Krugman's "War President"
column today doesn't do very much to advance public understanding of DSM, but it does make several basic points about how we should treat the scandal. There is this point:
"Then some asserted that it was "old news" that Mr. Bush wanted war in the summer of 2002, and that W.M.D. were just an excuse. No, it isn't. Media insiders may have suspected as much, but they didn't inform their readers, viewers and listeners. And they have never held Mr. Bush accountable for his repeated declarations that he viewed war as a last resort."
More below fold.
The most important point here is the last statement. Democracy ultimately is about accountability, and if Bush is never to be held accountable for bald-faced lies about his desire to avoid war, then it is hard to see where the principle of accountability is going in this nation.
I would have added that there is a difference between inferences, however well sourced, and documentary proof. The first statement worries me a little. Perhaps Krugman is saying nothing more than that journalists did not direct attention to the WMD fraud. I would hope that he knows there were in fact reports from spring and summer 2002 that indicated that Bush wanted and intended to have a war against Iraq. Consider this Time article from May 2, 2002: http://www.time.com/time/world/article/0,8599,235395,00.html
Journalists did not really dwell upon how ghoulish the rush to war was in 2002, but at least some of them were candid that war loomed.
There are some other very fine things in the column:
"Leading the nation wrongfully into war strikes at the heart of democracy.
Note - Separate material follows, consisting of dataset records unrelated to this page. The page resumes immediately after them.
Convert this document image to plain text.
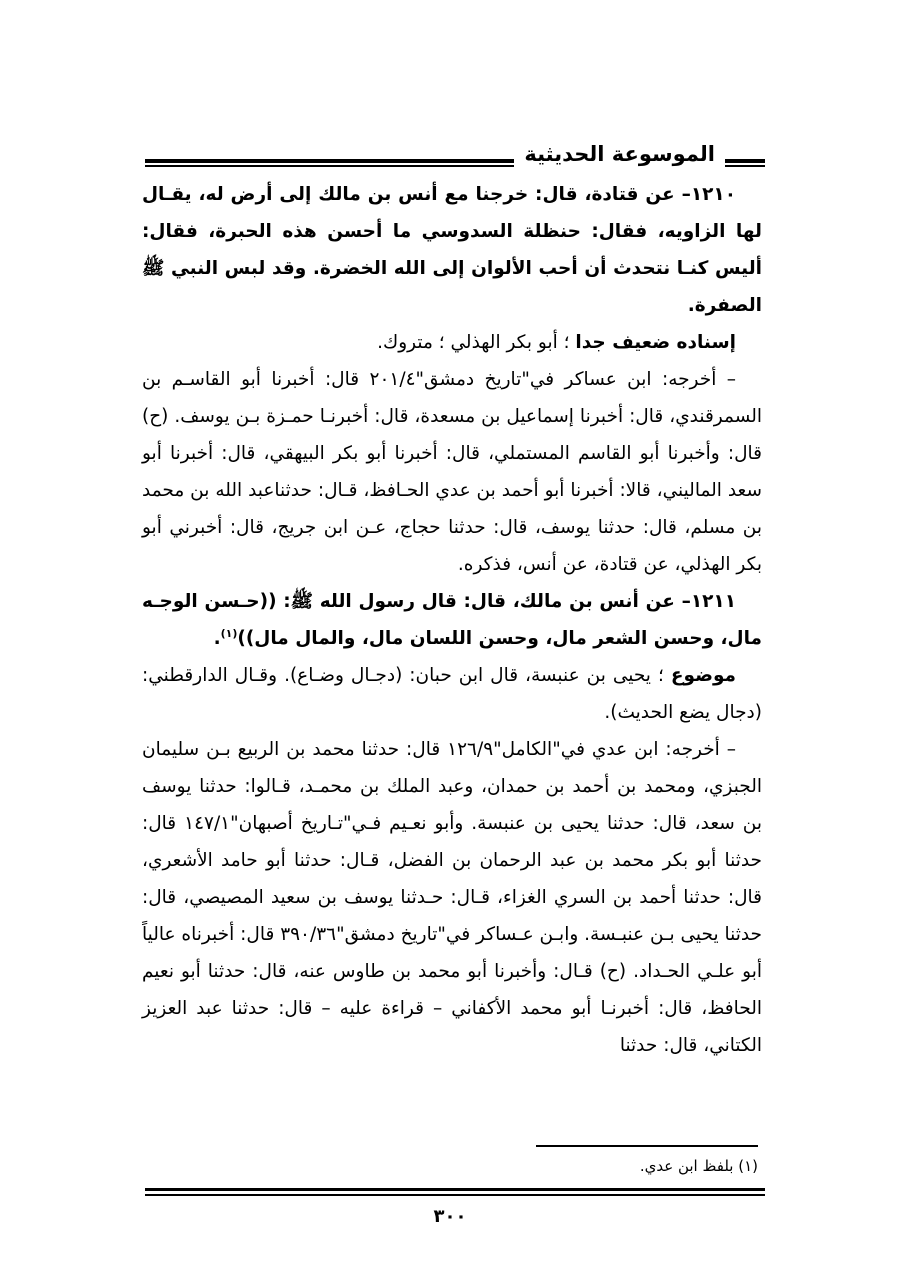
الموسوعة الحديثية

١٢١٠– عن قتادة، قال: خرجنا مع أنس بن مالك إلى أرض له، يقـال لها الزاويه، فقال: حنظلة السدوسي ما أحسن هذه الحبرة، فقال: أليس كنـا نتحدث أن أحب الألوان إلى الله الخضرة. وقد لبس النبي ﷺ الصفرة.

إسناده ضعيف جدا ؛ أبو بكر الهذلي ؛ متروك.

– أخرجه: ابن عساكر في"تاريخ دمشق"٢٠١/٤ قال: أخبرنا أبو القاسـم بن السمرقندي، قال: أخبرنا إسماعيل بن مسعدة، قال: أخبرنـا حمـزة بـن يوسف. (ح) قال: وأخبرنا أبو القاسم المستملي، قال: أخبرنا أبو بكر البيهقي، قال: أخبرنا أبو سعد الماليني، قالا: أخبرنا أبو أحمد بن عدي الحـافظ، قـال: حدثناعبد الله بن محمد بن مسلم، قال: حدثنا يوسف، قال: حدثنا حجاج، عـن ابن جريج، قال: أخبرني أبو بكر الهذلي، عن قتادة، عن أنس، فذكره.

١٢١١– عن أنس بن مالك، قال: قال رسول الله ﷺ: ((حـسن الوجـه مال، وحسن الشعر مال، وحسن اللسان مال، والمال مال))$^{(١)}$.

موضوع ؛ يحيى بن عنبسة، قال ابن حبان: (دجـال وضـاع). وقـال الدارقطني: (دجال يضع الحديث).

– أخرجه: ابن عدي في"الكامل"١٢٦/٩ قال: حدثنا محمد بن الربيع بـن سليمان الجبزي، ومحمد بن أحمد بن حمدان، وعبد الملك بن محمـد، قـالوا: حدثنا يوسف بن سعد، قال: حدثنا يحيى بن عنبسة. وأبو نعـيم فـي"تـاريخ أصبهان"١٤٧/١ قال: حدثنا أبو بكر محمد بن عبد الرحمان بن الفضل، قـال: حدثنا أبو حامد الأشعري، قال: حدثنا أحمد بن السري الغزاء، قـال: حـدثنا يوسف بن سعيد المصيصي، قال: حدثنا يحيى بـن عنبـسة. وابـن عـساكر في"تاريخ دمشق"٣٩٠/٣٦ قال: أخبرناه عالياً أبو علـي الحـداد. (ح) قـال: وأخبرنا أبو محمد بن طاوس عنه، قال: حدثنا أبو نعيم الحافظ، قال: أخبرنـا أبو محمد الأكفاني – قراءة عليه – قال: حدثنا عبد العزيز الكتاني، قال: حدثنا

(١) بلفظ ابن عدي.
٣٠٠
It would have been an unprecedented abuse of power even if the war hadn't turned into a military and moral quagmire. And we won't be able to get out of that quagmire until we face up to the reality of how we got in."
It's sad that this even needs saying (and it does). The 'nothing-new-here' crowd of DSM debunkers has been trying to convince people that the "real" issue is the path forward. These are people who've never studied history; or if they did, they were in the back row snickering. We didn't stumble upon this path this morning. The fools who are leading us now are the very ones who created the conditions of this quagmire. If they and we can't face up to that, then the best we can hope for is more of the same.
This appears to be the main point Krugman is driving at:
"it's crucial that those responsible for the war be held to account.
Let me explain. The United States will soon have to start reducing force levels in Iraq, or risk seeing the volunteer Army collapse. Yet the administration and its supporters have effectively prevented any adult discussion of the need to get out.
On one side, the people who sold this war, unable to face up to the fact that their fantasies of a splendid little war have led to disaster, are still peddling illusions: the insurgency is in its "last throes," says Dick Cheney. On the other, they still have moderates and even liberals intimidated: anyone who suggests that the United States will have to settle for something that falls far short of victory is accused of being unpatriotic.
We need to deprive these people of their ability to mislead and intimidate. And the best way to do that is to make it clear that the people who led us to war on false pretenses have no credibility, and no right to lecture the rest of us about patriotism."
The failure of the national Democrats to put Bush permanently on the defensive over his colossal failures in Iraq, and their curious ability to throw themselves on the defensive instead, has served to paralyze debate over what is becoming of our country.
But I take exception with Krugman's expression "we need to deprive these people of their ability..." What we need to do is stand up to them consistently, and boldly put them on the defensive. That is the only way to deal with bullying.